As the flames climbs up the model building, one of the people questions whether they should have put the tower on the bonfire upside down because the fire started on the 10th floor.
One person shouts “jump out the window” while another offers the original fire brigade advice before the scale of the tragedy was understood, saying “stay in your flats”.
Bussetti sent the video to two WhatsApp groups – one football-related, and one for a holiday group.
National outrage
The video was shared widely, leading to public outcry after one of the worst fire and tower disasters in the UK.
A victim impact statement read out in court on behalf of the Grenfell victims said: “The overall reaction of the Grenfell community was one of shock, horror and outrage.”
Khadijah Mamudu, whose mother and younger brother escaped the fire, previously said of the video: “Their actions upset so many people around the world and they need to think long and hard.

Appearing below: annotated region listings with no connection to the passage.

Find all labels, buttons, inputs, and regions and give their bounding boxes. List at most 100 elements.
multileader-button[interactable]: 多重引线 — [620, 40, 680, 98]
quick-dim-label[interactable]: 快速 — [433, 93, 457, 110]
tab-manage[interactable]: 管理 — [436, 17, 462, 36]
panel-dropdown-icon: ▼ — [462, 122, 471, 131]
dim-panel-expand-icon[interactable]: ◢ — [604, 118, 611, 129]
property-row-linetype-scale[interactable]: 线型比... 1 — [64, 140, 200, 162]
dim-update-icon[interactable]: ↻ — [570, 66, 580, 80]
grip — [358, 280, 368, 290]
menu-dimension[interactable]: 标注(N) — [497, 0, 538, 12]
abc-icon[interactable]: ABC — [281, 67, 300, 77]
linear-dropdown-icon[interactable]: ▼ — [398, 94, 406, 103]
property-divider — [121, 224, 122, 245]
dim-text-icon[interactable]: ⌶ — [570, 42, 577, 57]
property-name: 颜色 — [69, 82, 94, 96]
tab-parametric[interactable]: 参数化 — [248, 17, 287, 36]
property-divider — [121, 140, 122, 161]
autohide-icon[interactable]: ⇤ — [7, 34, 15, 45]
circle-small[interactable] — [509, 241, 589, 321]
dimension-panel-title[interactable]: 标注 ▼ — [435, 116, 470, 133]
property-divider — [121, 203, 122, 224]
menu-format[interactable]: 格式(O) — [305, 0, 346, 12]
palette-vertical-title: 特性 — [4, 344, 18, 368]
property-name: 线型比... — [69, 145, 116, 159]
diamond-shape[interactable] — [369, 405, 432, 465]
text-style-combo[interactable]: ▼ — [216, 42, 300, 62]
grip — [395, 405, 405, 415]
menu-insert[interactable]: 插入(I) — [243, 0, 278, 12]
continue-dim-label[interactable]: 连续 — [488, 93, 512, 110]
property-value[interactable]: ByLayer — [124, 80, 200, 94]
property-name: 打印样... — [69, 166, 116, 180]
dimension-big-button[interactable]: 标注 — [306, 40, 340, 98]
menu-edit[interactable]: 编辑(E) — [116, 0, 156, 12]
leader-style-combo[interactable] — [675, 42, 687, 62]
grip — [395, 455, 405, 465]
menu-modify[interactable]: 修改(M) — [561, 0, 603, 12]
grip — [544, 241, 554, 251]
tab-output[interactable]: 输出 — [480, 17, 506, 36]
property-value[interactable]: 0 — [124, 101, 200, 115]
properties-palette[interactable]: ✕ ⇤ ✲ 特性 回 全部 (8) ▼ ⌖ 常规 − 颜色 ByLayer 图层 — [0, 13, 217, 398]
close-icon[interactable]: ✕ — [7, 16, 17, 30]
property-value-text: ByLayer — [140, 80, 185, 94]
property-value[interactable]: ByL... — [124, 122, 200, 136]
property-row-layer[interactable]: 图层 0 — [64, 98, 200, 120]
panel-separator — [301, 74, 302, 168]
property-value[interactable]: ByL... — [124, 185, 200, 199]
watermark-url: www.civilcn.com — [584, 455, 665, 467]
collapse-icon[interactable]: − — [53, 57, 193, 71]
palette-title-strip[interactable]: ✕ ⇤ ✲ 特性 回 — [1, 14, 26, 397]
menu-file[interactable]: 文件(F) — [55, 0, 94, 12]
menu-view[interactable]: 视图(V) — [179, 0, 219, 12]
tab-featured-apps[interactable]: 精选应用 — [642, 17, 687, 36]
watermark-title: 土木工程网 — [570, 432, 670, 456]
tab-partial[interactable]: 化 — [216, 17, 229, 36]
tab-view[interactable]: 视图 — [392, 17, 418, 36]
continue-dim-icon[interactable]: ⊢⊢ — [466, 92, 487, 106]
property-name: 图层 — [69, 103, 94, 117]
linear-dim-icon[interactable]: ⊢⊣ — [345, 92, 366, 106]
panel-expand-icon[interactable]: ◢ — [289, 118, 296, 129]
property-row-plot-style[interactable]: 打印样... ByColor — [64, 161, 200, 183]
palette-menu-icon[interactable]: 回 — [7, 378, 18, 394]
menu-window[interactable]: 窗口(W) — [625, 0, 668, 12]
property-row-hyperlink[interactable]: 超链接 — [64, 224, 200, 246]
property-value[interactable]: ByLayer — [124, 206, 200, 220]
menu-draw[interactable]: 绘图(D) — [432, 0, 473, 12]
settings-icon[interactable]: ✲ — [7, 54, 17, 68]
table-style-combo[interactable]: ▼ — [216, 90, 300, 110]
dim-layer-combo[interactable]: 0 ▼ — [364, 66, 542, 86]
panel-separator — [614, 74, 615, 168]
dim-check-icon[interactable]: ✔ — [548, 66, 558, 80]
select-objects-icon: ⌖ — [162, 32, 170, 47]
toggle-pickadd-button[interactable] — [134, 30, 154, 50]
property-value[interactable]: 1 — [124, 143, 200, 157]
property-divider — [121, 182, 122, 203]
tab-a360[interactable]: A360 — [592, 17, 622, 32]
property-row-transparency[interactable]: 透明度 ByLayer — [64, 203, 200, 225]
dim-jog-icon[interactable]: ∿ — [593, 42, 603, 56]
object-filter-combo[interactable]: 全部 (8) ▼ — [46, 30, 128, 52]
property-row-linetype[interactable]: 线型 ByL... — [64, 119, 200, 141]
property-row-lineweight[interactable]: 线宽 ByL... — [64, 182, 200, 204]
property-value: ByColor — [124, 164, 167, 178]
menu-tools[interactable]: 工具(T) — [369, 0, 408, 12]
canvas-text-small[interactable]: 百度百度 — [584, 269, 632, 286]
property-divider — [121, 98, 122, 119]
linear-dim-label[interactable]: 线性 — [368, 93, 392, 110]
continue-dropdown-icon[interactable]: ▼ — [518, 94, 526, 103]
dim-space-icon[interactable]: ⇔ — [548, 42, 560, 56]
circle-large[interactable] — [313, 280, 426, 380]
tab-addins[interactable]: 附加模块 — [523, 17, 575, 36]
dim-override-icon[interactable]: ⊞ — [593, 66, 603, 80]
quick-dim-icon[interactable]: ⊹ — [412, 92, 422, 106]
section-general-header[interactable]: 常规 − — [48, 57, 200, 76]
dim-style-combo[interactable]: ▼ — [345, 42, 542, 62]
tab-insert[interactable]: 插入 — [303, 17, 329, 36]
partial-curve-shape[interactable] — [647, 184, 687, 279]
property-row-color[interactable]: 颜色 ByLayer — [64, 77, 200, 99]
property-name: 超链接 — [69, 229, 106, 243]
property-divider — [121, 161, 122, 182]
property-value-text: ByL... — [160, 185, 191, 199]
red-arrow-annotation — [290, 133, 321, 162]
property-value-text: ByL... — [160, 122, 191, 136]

“When one is ignorant of the world and people that are around them they do the most stupid and vile things.”
Theresa May, the prime minister at the time of the fire in June 2017, was among those who criticised the video, calling it “utterly unacceptable”.
Sajid Javid said the survivors of the tragedy deserved to be treated with the “utmost respect”.
Bussetti: ‘It was terrible’
Bussetti handed himself in to police when the footage went viral, the court heard.
He is said to have told police: “It was all over the telly and so we thought it was better to tell the truth.”
“It was terrible, definitely offensive to people, it was just complete stupidness, one of those stupid moments.”
Bussetti, through his lawyer, told the court that it was not his intention to cause offence, but rather to mock his own friends privately.